Growth Is All Relative
Oppenheimer said the demand for iPhones has been "incredible" and Apple "couldn't make enough iPhones in the quarter."Apple expects demand for the smartphone to grow. Adding Verizon Wireless as a carrier in the United States will probably boost demand for the iPhone 4 even further, Cook suggested.
"We are thrilled to offer the iPhone 4 to Verizon's 93 million customers as well as to any other customers who want it on Verizon," Cook said.
Solving the iPhone Supply Logjam
Apple was unable to meet the demand for the iPhone 4 in the December quarter and still has "a significant backlog," Cook stated. He declined to state when that would be cleared up.Demand for the iPhone 4 is pretty robust, and it will only pick up further as more carriers in more countries, such as China, pick up the device, Harry Wang, a director at Parks Associates, told MacNewsWorld.
That could exacerbate the backlog.
Part of the reason for the backlog is problems with suppliers, Wang said.
"In terms of components -- screens, and maybe the chipset -- there are problems," Wang elaborated. "There could be a bottleneck in supplies of microcontrollers."

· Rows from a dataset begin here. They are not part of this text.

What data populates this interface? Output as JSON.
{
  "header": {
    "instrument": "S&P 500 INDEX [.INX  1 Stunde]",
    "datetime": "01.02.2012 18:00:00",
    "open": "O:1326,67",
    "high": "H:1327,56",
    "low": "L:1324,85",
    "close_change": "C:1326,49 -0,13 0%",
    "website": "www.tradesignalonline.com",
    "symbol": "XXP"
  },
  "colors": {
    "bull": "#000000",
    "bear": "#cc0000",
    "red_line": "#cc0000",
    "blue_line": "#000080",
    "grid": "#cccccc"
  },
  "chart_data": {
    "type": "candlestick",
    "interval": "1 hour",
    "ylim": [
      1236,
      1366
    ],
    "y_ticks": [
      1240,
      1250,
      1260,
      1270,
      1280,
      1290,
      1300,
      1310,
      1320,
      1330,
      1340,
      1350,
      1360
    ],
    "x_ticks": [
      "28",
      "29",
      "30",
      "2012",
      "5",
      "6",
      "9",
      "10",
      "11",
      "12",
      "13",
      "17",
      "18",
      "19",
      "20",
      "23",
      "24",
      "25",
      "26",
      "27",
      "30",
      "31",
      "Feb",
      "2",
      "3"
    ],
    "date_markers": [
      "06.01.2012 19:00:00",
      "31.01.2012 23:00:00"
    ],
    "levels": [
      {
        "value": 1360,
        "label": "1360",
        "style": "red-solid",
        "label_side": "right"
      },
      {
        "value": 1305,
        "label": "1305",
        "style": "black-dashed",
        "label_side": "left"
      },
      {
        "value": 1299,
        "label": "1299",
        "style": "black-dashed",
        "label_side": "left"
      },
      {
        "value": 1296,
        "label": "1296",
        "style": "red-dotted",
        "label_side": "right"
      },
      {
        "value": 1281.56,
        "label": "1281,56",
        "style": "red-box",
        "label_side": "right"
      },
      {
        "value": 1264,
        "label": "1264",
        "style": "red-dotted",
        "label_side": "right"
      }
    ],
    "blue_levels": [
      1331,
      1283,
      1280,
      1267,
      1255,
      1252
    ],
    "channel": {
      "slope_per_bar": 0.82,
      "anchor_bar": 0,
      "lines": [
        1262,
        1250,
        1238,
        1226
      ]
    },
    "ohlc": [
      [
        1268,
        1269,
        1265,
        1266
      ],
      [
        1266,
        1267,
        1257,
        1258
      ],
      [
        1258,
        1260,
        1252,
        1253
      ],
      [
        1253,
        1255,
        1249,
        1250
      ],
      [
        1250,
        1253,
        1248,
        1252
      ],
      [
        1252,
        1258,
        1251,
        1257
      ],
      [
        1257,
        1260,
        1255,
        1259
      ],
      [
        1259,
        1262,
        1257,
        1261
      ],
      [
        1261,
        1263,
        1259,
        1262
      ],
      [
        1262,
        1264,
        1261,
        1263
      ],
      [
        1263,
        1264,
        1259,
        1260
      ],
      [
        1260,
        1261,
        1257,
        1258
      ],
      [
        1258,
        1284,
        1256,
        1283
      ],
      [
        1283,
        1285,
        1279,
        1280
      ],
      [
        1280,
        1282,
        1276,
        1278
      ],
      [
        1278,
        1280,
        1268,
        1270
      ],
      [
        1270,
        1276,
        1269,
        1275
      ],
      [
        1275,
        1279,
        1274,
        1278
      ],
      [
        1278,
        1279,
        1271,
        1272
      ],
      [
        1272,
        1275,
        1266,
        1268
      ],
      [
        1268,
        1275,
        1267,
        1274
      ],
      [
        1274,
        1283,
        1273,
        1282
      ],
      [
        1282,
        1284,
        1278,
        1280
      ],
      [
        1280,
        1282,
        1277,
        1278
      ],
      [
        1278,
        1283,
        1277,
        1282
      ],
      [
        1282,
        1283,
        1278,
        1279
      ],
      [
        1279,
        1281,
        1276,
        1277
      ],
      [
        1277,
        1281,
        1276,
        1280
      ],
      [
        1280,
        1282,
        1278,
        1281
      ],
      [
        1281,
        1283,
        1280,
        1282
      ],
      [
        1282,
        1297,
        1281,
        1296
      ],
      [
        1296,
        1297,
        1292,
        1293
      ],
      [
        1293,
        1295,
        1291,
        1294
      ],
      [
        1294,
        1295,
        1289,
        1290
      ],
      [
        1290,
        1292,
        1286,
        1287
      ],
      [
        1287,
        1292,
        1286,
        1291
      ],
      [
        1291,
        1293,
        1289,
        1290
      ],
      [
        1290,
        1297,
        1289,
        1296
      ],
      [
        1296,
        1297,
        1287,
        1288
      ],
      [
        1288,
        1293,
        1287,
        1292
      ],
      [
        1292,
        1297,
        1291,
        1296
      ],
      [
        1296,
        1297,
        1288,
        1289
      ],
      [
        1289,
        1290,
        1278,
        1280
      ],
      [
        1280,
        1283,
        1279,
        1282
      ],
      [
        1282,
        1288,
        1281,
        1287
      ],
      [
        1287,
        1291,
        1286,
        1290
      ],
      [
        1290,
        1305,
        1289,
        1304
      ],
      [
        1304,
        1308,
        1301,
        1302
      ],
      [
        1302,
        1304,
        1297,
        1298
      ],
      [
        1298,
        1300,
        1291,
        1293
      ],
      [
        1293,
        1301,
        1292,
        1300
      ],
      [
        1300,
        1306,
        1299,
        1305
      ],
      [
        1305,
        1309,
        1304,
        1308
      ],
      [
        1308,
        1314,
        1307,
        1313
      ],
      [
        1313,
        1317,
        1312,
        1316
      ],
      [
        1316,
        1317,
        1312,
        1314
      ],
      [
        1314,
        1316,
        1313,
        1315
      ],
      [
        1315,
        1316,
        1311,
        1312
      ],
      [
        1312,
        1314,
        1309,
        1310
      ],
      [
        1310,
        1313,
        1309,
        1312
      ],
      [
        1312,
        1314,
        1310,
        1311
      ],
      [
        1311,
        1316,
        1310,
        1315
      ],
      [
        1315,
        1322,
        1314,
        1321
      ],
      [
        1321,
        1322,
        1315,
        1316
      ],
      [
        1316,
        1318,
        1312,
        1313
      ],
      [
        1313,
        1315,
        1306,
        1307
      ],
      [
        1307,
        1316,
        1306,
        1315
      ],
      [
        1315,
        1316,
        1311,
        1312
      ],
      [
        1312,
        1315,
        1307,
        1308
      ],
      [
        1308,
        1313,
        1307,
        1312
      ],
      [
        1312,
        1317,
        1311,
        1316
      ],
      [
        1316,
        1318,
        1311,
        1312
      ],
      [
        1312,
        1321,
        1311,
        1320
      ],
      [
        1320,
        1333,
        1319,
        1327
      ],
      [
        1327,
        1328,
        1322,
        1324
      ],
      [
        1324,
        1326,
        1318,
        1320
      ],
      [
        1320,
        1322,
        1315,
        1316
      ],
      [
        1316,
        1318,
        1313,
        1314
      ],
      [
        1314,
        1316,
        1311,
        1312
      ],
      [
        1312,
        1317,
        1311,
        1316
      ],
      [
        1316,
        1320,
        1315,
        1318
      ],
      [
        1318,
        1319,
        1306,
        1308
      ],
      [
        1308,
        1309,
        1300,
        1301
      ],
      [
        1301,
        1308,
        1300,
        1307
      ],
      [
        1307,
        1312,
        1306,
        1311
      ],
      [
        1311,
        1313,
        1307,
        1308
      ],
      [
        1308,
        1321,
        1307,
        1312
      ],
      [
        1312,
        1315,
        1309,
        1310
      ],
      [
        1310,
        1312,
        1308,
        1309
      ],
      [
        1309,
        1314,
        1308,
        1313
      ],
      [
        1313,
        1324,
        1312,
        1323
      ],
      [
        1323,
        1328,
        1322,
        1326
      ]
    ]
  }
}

That might lead Apple to expand its capacity in the next two to three months, and Wang expects the bottleneck to ease toward the end of the first calendar quarter of this year.
Rocking With the iPad
Apple also has ambitious plans for the iPad.Cook said the device was in 46 countries by the end of the December quarter, and "we're confident to add another 15 countries by the end of January."
Over 80 percent of Fortune 100 companies are deploying the iPad or adding it to their list of approved devices, Oppenheimer said.
The iPad will continue to dominate the tablet space this year despite facing "much more formidable competition" than it did in 2010, Rhoda Alexander, a director at IHS iSuppli, told MacNewsWorld.
That challenge will largely come from tablets running Honeycomb, which is the nickname for version 3.0 of Google's (Nasdaq: GOOG) Android operating system, Alexander said.
Still, it'll be "a case of everyone else playing catch-up, and everybody else will still be distant seconds," Alexander said.
Apple's strength will lie in its apps, where it "has a significant lead in the field," Alexander stated.